Dear Great Book Guru, With the Passover and Easter holidays this weekend, I will be seeing friends and family and- as always- someone will ask “What have you read lately?” I would love to have a title to offer so my question is:  do you have something short and compelling that I could read over the next few  days?Looking for Something Short and But Definitely Not Sweet

Dear Looking…… I have just the book for you: ALL THE OLD KNIVES by Olen Steinhauer- a wonderful foray into the morally ambiguous world of the CIA.  Told from the perspectives of two agents- Henry and Celia- who had been stationed in Vienna six years before, this psychological thriller takes place almost entirely over one evening in an upscale Carmel restaurant.  The novel is in many ways reminiscent of Herman Koch's "The Dinner” with its elaborate descriptions of food and wine and the inevitable unraveling of the diners’ psyches.
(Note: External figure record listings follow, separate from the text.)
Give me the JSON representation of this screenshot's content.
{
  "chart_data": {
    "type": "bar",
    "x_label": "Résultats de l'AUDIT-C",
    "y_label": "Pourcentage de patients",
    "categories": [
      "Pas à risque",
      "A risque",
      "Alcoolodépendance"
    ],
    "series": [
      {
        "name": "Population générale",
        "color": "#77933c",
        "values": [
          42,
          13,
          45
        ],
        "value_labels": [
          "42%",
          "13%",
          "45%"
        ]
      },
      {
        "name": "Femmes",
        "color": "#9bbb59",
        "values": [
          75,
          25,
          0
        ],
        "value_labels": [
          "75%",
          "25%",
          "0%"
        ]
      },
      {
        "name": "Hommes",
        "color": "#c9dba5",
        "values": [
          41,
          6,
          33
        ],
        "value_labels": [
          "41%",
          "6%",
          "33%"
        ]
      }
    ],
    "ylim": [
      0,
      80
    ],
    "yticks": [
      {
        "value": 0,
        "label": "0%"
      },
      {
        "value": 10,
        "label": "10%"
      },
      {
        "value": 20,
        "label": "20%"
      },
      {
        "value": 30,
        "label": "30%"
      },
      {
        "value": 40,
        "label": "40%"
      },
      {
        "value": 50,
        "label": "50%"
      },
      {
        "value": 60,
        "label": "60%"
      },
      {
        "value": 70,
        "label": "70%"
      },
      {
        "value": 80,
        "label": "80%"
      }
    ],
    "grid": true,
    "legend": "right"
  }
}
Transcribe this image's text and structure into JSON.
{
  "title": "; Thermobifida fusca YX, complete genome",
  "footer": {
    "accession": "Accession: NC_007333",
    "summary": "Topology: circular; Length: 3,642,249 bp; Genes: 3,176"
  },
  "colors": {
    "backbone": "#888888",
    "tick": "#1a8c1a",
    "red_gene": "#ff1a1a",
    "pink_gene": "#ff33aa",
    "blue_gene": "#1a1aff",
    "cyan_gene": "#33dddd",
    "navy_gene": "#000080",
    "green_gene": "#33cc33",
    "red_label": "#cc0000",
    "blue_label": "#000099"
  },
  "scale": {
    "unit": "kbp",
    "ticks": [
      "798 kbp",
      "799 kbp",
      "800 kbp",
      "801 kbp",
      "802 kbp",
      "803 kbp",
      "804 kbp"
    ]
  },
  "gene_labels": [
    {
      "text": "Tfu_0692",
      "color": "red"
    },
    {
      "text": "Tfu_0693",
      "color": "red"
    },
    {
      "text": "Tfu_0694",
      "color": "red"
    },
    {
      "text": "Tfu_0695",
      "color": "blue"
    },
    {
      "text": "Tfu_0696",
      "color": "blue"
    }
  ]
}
In alternating chapters, the two former lovers recount the events leading up to a tragically botched rescue attempt at a Viennese airport in which 120 passengers were killed. New intelligence points to a CIA mole who- in all likelihood- is either Celia or Henry.   The outcome of their dinner tonight  will be swift, annihilating justice.  While tension builds throughout and there are clues aplenty, the ending is nevertheless shocking, and we find ourselves caught up in a disturbing moral quandary. Highly recommended!